Une semaine après la chute du gouvernement afghan et le retour des talibans, Ankara affiche sa volonté de dialoguer avec le nouveau pouvoir. Au risque de froisser ses partenaires de l’OTAN et une partie de sa population.
- Dorothée Schmid Chercheuse, responsable du programme Turquie contemporaine et Moyen-Orient de l'IFRI
- Clément Therme Chargé de cours à l’université Paul-Valery de Montpellier
- Bayram Balci Directeur de l'Institut français d'études anatoliennes à Istanbul, chercheur au CERI-Sciences Po
Le 21 août dernier, une semaine après la chute du gouvernement afghan et le retour des talibans, la Turquie, par la voix de son ministre des affaires étrangères Mevlüt Cavusoglu, affichait sa volonté de dialoguer avec le nouveau pouvoir afghan.
En parallèle, Kaboul et Ankara échangeaient sur l’aéroport de Kaboul, que les Turcs se proposaient de sécuriser après le départ des Américains. Un empressement qui révèle leur ambition, à terme, de développer leurs relations commerciales et d'accroître leur influence dans la région.
Toutefois, si l’arrivée des talibans fait miroiter des opportunités stratégiques à la Turquie, le pays s’inquiète de la nouvelle vague de réfugiés afghans qui pourrait gagner son territoire, d’autant plus qu’ils sont déjà près de 300 000 à y avoir trouvé refuge ces dernières années. Craignant ce scénario, les autorités turques accélèrent le projet de construction d’un mur à la frontière avec l’Iran. Il faut dire que la question migratoire est devenue un sujet explosif en Turquie, qui accueille déjà 3,5 millions de réfugiés syriens.
Jusqu’où la Turquie pourrait-elle coopérer avec les talibans sans se compromettre sur la scène internationale ni auprès de sa propre opinion publique ? Ses liens historiques et culturels avec l’Afghanistan sont-ils suffisants pour lui permettre de peser face aux autres puissances de la région ? Enfin, en quoi ses ambitions en Afghanistan s’inscrivent-elles dans une politique d’influence diplomatique et militaire plus globale ?
Florian Delorme s'entretient avec Dorothée Schmid, chercheuse, responsable du programme Turquie contemporaine et Moyen-Orient de l'Ifri et Bayram Balci, chercheur au CERI – Sciences Po et directeur de l’IFEA (l’Institut Français d’Etudes Anatoliennes) à Istanbul.
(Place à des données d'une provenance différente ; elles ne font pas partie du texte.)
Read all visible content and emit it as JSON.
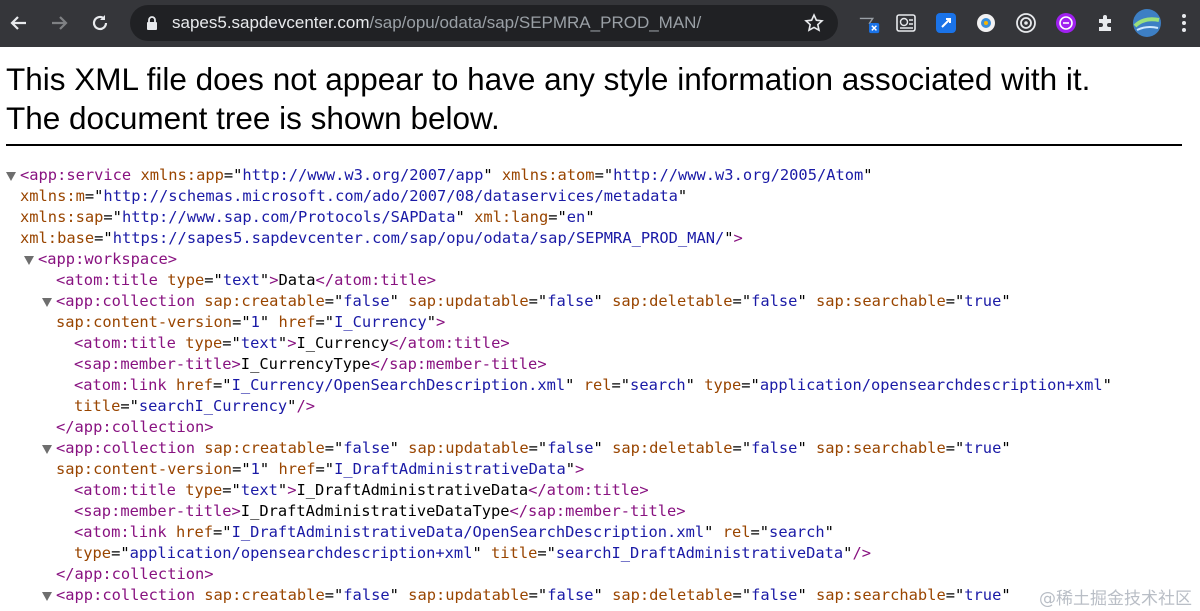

Les Turcs ont des atouts : historiquement, les relations entre la Turquie et l’Afghanistan et l’image de la Turquie dans le continent indien ont toujours été bonnes. La coloration islamiste en Turquie favorise la possibilité de trouver un accord avec les talibans et ces derniers ont intérêt à ce qu’il y ait une présence turque au niveau économique, voire également militaire. Bayram Balci
Il y a une contradiction physique entre une diplomatie turque qui se projette vers l’extérieur et cette construction d’un mur aux frontières syrienne et iranienne. Car même si tout le monde a pensé aux Turcs pour devenir une plateforme de gestion des réfugiés, il n’en est pas question pour Erdogan, conscient du ressentiment anti-syrien qui prospère déjà en Turquie. Dorothée Schmid
Seconde partie : le focus du jour
L’Iran divisé face au retour des talibans
Le 16 août dernier, au lendemain de la reprise du pouvoir par les talibans, le Président iranien Ebrahim Raïssi déclarait que son pays « tenait aux relations de bon voisinage avec l'Afghanistan » et affiche depuis vouloir dialoguer avec le nouveau pouvoir afghan. Une posture qui a surpris jusque dans son propre camp, car les différends idéologiques et historiques entre les radicaux sunnites afghans et les mollahs chiites iraniens ne manquent pas. Le sort réservé à la minorité chiite hazara en Afghanistan, notamment, a toujours préoccupé les Iraniens.
Toutefois, l’Iran pourrait avoir intérêt à coopérer avec le nouveau pouvoir afghan, car de nombreux défis attendent ces deux pays qui partagent une frontière de 936 kilomètres : la question des réfugiés afghans, redoutés par les Iraniens, mais aussi de nouvelles coopérations économiques et sécuritaires. Jusqu'où les deux régimes seraient-il prêts à coopérer ?
Avec Clément Therme, chercheur associé à l'Institut universitaire européen de Florence.
La politique iranienne a toujours été multidimensionnelle, capable de s’entendre avec des acteurs ayant des relations antinomiques sur le théâtre afghan. L'affaiblissement de la minorité hazara risque donc de placer l’Iran face à des contradictions insolubles : dans une perspective de répression accrue de cette minorité par les talibans, son défi est de maintenir cette politique multidimensionnelle. Clément Therme
Références sonores
- Le 21 août dernier, Mevlüt Cavusoglu, ministre des affaires étrangères turc, appelait au dialogue avec les talibans (Le Figaro, 21 août 2021)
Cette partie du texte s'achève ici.